The Sirius Consensus Protocol
The Sirius Consensus Protocol
L. Golab, W. Golab, C.Gorenflo, S. Gorbunov, S. Keshav, S. Rizvi, and B. Wong
University of Waterloo
1. Introduction
Consensus is widely viewed as the critical bottleneck in building highly-scalable blockchains. Typical consensus protocols cannot support transaction rates of more than about 3500 transacations/s, which is far less than that achieved by centralized database systems. This limits the scope of application of blockchains to some specialized niches.
The goal of the Sirius consensus protocol is to allow Byzantine Fault Tolerance and high transaction rates (our target is 1 million transactions per second) with sub-second latency in a globally-distributed permissioned setting. The protocol can be used as a part of a permissioned blockchain, such as Hyperledger Fabric or Parity Substrate.
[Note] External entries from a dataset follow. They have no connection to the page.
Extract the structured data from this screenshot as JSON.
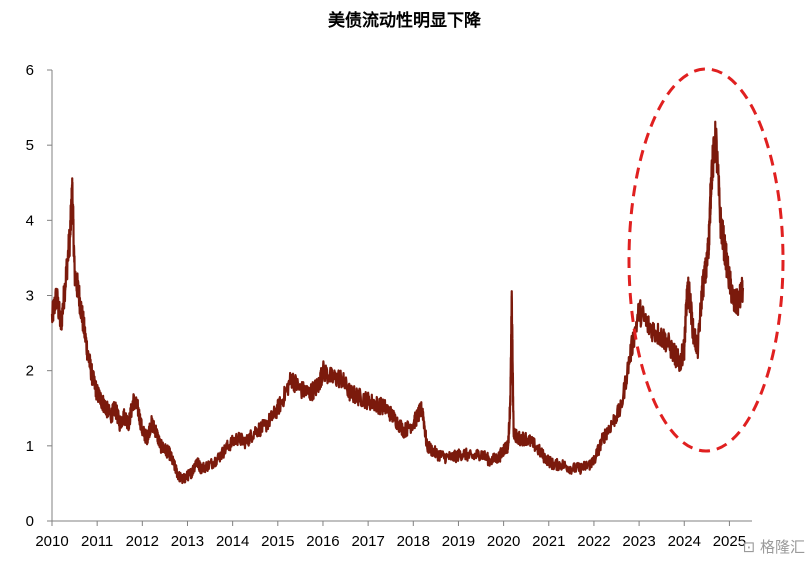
{
  "chart_data": {
    "type": "line",
    "title": "美债流动性明显下降",
    "xlabel": "",
    "ylabel": "",
    "ylim": [
      0,
      6
    ],
    "yticks": [
      "0",
      "1",
      "2",
      "3",
      "4",
      "5",
      "6"
    ],
    "xlim": [
      2010.0,
      2025.5
    ],
    "xticks": [
      "2010",
      "2011",
      "2012",
      "2013",
      "2014",
      "2015",
      "2016",
      "2017",
      "2018",
      "2019",
      "2020",
      "2021",
      "2022",
      "2023",
      "2024",
      "2025"
    ],
    "grid": false,
    "legend": "none",
    "line_color": "#7b1a0c",
    "annotation": {
      "shape": "dashed-ellipse",
      "color": "#e02020",
      "highlights": "2023–2025"
    },
    "series": [
      {
        "x": [
          2010.0,
          2010.1,
          2010.2,
          2010.3,
          2010.4,
          2010.45,
          2010.5,
          2010.6,
          2010.7,
          2010.8,
          2010.9,
          2011.0,
          2011.1,
          2011.2,
          2011.3,
          2011.4,
          2011.5,
          2011.6,
          2011.7,
          2011.8,
          2011.9,
          2012.0,
          2012.1,
          2012.2,
          2012.3,
          2012.4,
          2012.5,
          2012.6,
          2012.7,
          2012.8,
          2012.9,
          2013.0,
          2013.1,
          2013.2,
          2013.3,
          2013.5,
          2013.7,
          2013.9,
          2014.1,
          2014.3,
          2014.5,
          2014.7,
          2014.9,
          2015.1,
          2015.3,
          2015.5,
          2015.7,
          2015.9,
          2016.0,
          2016.2,
          2016.4,
          2016.6,
          2016.8,
          2017.0,
          2017.2,
          2017.4,
          2017.6,
          2017.8,
          2018.0,
          2018.1,
          2018.2,
          2018.3,
          2018.5,
          2018.7,
          2018.9,
          2019.1,
          2019.3,
          2019.5,
          2019.7,
          2019.9,
          2020.0,
          2020.1,
          2020.15,
          2020.18,
          2020.22,
          2020.3,
          2020.5,
          2020.7,
          2020.9,
          2021.1,
          2021.3,
          2021.5,
          2021.7,
          2021.9,
          2022.0,
          2022.2,
          2022.4,
          2022.6,
          2022.8,
          2023.0,
          2023.2,
          2023.4,
          2023.6,
          2023.8,
          2023.9,
          2024.0,
          2024.05,
          2024.1,
          2024.2,
          2024.3,
          2024.4,
          2024.5,
          2024.55,
          2024.6,
          2024.7,
          2024.8,
          2024.9,
          2025.0,
          2025.1,
          2025.2,
          2025.3
        ],
        "y": [
          2.7,
          3.0,
          2.6,
          3.2,
          3.8,
          4.4,
          3.3,
          3.0,
          2.6,
          2.2,
          1.9,
          1.7,
          1.6,
          1.5,
          1.4,
          1.5,
          1.3,
          1.4,
          1.3,
          1.6,
          1.5,
          1.2,
          1.1,
          1.3,
          1.2,
          1.0,
          0.95,
          0.9,
          0.75,
          0.6,
          0.55,
          0.6,
          0.65,
          0.8,
          0.7,
          0.75,
          0.85,
          1.0,
          1.1,
          1.05,
          1.2,
          1.25,
          1.4,
          1.6,
          1.9,
          1.75,
          1.7,
          1.8,
          2.0,
          1.9,
          1.9,
          1.7,
          1.65,
          1.6,
          1.55,
          1.5,
          1.35,
          1.2,
          1.3,
          1.4,
          1.5,
          1.0,
          0.9,
          0.85,
          0.85,
          0.9,
          0.85,
          0.9,
          0.8,
          0.85,
          0.95,
          1.0,
          1.6,
          3.0,
          1.2,
          1.1,
          1.1,
          1.0,
          0.85,
          0.75,
          0.75,
          0.7,
          0.7,
          0.75,
          0.8,
          1.1,
          1.3,
          1.5,
          2.2,
          2.8,
          2.6,
          2.5,
          2.4,
          2.2,
          2.1,
          2.3,
          2.9,
          3.1,
          2.5,
          2.3,
          3.1,
          3.4,
          3.8,
          4.6,
          5.1,
          4.0,
          3.6,
          3.2,
          2.9,
          2.9,
          3.1
        ]
      }
    ]
  },
  "watermark": "格隆汇"
}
Due to its plugin design, existing blockchain distributed applications will be able to exploit the scale provided by Sirius with no modification to application code.
In this document, we describe the key ideas in our work and open research areas that we plan to address in the near future.
2. Key ideas
Sirius is an extension of the Canopus consensus protocol [1]. Canopus is a highly-scalable and globally-distributed consensus protocol, originally designed for key-value stores that achieves (with 21 servers) nearly 5 million serializable transactions per second. Since Canopus’s transaction rate increases with increasing numbers of servers, we believe that this rate can be improved by adding more servers.
The key intuition behind Canopus is to be topology-aware and force most communication to be local. Specifically, servers are grouped into super-leafs where all members of a super-leaf are preferably in the same datacenter rack and connected to the same switch. This permits low-latency communication between peers in the same super-leaf.
Consensus in Canopus is achieved over multiple rounds of communication. In each round, representatives in every super-leaf fetch progressively higher levels of a hierarchical computation from nodes in other super-leafs. They then share this with their peers. After log n rounds, where n is the total number of nodes (servers), all nodes learn the entire global state, in parallel.
Canopus achieves high scalability by restricting the number of long-distance messages, and pipelining communication over high-latency links. Moreover, all communication is in parallel and the highly-regular communication structure allows high performance despite node and communication failure.
3. Problems with Canopus
Despite its excellent performance, Canopus is not resilient to certain faults. Specifically, Canopus stalls (loses liveness) if an entire super-leaf fails or the network partitions. Moreover, if some nodes have Byzantine failures, Canopus may compute incorrect results. Thus, in these situations, Canopus does not preserve safety or liveness, which is undesirable.
4. Sirius
Sirius addresses the safety and liveness issues with Canopus. Like Canopus, it is topology aware. The set of network nodes is divided into a number of Byzantine groups where all the members in the same group are `close’ to each other (within, say 10ms latency).
Let n be the number of nodes in the smallest Byzantine group and f be the largest number of nodes in any group that can have Byzantine faults. Then, Sirius provides the following guarantees:
1. If in every Byzantine group n > 3f holds and the network eventually recovers from partitions then every non-failed node terminates with the correct global consensus.
2. If n > 3f but the network is permanently partitioned, then every non-failed node in the super-majority partition (i.e., the partition with more than 2/3 of the super-leafs) terminates with the correct global consensus; non-failed nodes in minority partitions stall,
preserving safety at the expense of liveness.
3. If n > 3f does not hold, then neither safety nor liveness can be guaranteed.
To provide these guarantees, Sirius provides mechanisms to recover from (a) super-leaf failures, (b) network partition, and (c) Byzantine failures. These solutions are each complex, and their combination is certainly challenging. Nevertheless, we believe that we found reasonable and pragmatic solutions to all these problems.
We are also designing a highly-scalable data ingestion and analytics platform, compatible with multiple permissioned blockchain implementations, that can be used to store and analyze blockchain transactions at rates of up to 1 million transactions per second. This analytic capability will allow managers and users of distributed applications to mine usage data.
6. Next steps
Our immediate next step is to finalize our design for Sirius and prove its correctness. We will implement Sirius in the context of a permissioned blockchain. We will then integrate this prototype into some sample distributed applications of interest to industry partners, testing our solutions first in pilots, and subsequently at scale. We expect that this will require us to update our design to take into account real-world constraints. Hence, in the future, our plan is to revise Sirius as necessary to make it fully usable in a real-world setting.
References
[1] Rizvi, Sajjad, Bernard Wong, and Srinivasan Keshav. "Canopus: A Scalable and Massively Parallel Consensus Protocol." Proceedings of the 13th International Conference on emerging Networking EXperiments and Technologies. ACM, 2017. A provisional US patent has been filed on the innovative aspects of this work.